Focusing on the Sustainable Development Goals. Member Spotlight: David Kay

David Kay is a Senior Extension Associate and Outreach faculty member at Cornell University, USA. His applied research and outreach program at the Community and Regional Development Institute works with community leaders and others in communities to help them make informed decisions on issues of concern to them. Cornell University is a uniquely combined private and public (“land grant”) university. This is important as the land grant’s public service mission informs the kind of outreach he does.

Transformative Mediation

David has a background in economics and local government. After graduate school, he worked with Cornell’s Local Government Program on a variety of topics including environment, waste management, land use and development, budget questions, zoning, and smart growth. “All of those kinds of things involve people with different opinions having to come together and, through a variety of different mechanisms, make decisions about how to move forward as a community.  And often involve multiple communities.” David is interested in how people and groups make decisions.  He started working with mediators in the dispute resolution community in the 1990s. He was intrigued by how their skills applied to community decision making contexts could benefit his work with multiparty and multi-community level conflicts. He also worked at the Peace Studies Program at Cornell University and was active in the US peace movement of the 1980s.
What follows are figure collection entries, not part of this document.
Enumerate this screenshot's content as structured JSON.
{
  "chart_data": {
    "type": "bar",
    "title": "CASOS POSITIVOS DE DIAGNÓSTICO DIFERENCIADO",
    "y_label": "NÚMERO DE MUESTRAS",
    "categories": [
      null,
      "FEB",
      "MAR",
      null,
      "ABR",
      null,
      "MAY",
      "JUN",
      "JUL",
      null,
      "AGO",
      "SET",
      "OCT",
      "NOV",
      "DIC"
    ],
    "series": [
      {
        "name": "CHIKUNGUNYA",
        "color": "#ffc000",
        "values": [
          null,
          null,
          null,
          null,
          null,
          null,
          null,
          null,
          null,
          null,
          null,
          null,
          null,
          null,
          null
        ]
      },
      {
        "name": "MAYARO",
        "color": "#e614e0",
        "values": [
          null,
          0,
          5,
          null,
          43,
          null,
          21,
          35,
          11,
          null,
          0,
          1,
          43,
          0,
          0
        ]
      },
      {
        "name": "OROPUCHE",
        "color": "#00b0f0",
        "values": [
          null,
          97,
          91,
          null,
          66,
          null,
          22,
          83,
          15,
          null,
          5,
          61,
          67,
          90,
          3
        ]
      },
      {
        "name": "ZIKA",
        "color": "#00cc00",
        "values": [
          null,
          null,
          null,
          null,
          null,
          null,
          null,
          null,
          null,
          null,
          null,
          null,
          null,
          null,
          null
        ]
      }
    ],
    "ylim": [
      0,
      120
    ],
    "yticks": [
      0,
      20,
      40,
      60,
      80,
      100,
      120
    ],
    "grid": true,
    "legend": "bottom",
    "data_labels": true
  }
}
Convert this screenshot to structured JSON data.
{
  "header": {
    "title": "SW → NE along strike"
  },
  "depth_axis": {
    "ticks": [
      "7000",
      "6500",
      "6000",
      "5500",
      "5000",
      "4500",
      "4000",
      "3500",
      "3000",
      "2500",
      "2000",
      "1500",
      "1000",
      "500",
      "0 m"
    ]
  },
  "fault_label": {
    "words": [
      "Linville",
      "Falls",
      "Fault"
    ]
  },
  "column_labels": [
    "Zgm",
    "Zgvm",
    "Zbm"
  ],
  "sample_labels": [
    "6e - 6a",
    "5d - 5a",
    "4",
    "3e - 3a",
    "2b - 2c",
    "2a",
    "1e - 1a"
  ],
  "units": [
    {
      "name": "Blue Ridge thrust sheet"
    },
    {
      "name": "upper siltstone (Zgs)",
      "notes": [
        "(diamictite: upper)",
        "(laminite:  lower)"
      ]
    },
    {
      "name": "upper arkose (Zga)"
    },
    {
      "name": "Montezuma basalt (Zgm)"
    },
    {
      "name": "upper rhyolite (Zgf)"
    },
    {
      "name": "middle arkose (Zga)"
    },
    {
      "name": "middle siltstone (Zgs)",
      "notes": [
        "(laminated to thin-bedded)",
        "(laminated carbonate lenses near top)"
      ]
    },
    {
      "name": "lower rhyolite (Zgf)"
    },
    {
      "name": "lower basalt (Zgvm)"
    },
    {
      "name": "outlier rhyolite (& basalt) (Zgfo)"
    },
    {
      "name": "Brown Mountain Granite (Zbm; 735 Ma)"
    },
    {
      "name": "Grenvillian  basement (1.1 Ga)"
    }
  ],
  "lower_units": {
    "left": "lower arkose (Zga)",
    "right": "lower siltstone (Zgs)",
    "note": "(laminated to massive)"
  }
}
In addition to working at the university, David is an experienced transformative mediation practitioner at a community Center. He likes the way transformative mediation acknowledges that “Conflict arises not exclusively, but to a large degree out of distorted communications…”. “Transformative mediation centers the goals of empowerment and recognition in interpersonal relations,” he explains. The role of the mediator is to “Support conversations that people are otherwise unable to have. Our goal is to support the conversation with different techniques to create a context in which people feel empowered to express themselves fully, and to feel strong enough to acknowledge others.”  He adds,When people are under stress, angry, hurt, or feel like they are misunderstood, they tend to go to a place of weakness instead of strength”.  David mostly works on two-party mediations related to custody cases, landlord and tenant, and other forms of community mediation. Previously he worked with a sister service that focused on organizational and municipal mediation.

Sustainable Development

David highly values social mission, and that is what attracted him to MBBI. “The idea of building the capacity of community members to handle conflicts more constructively,” is what first caught his attention. David is a contributor to the MBBI Climate Change Policy Project (CCPP) and UN Working Group where they work on issues pertinent to the Sustainable Development Goal 16 (SDG16).

David is interested in making connections between sustainable development, MBBI, and the Global Development Department in which he now works at Cornell.  His work currently focuses on community economic issues, transitioning from fossil to renewable fuels, and individual and community responses to climate risk, especially flooding. He collaborates regularly in this work with other academics and with off-campus organizational and community partners.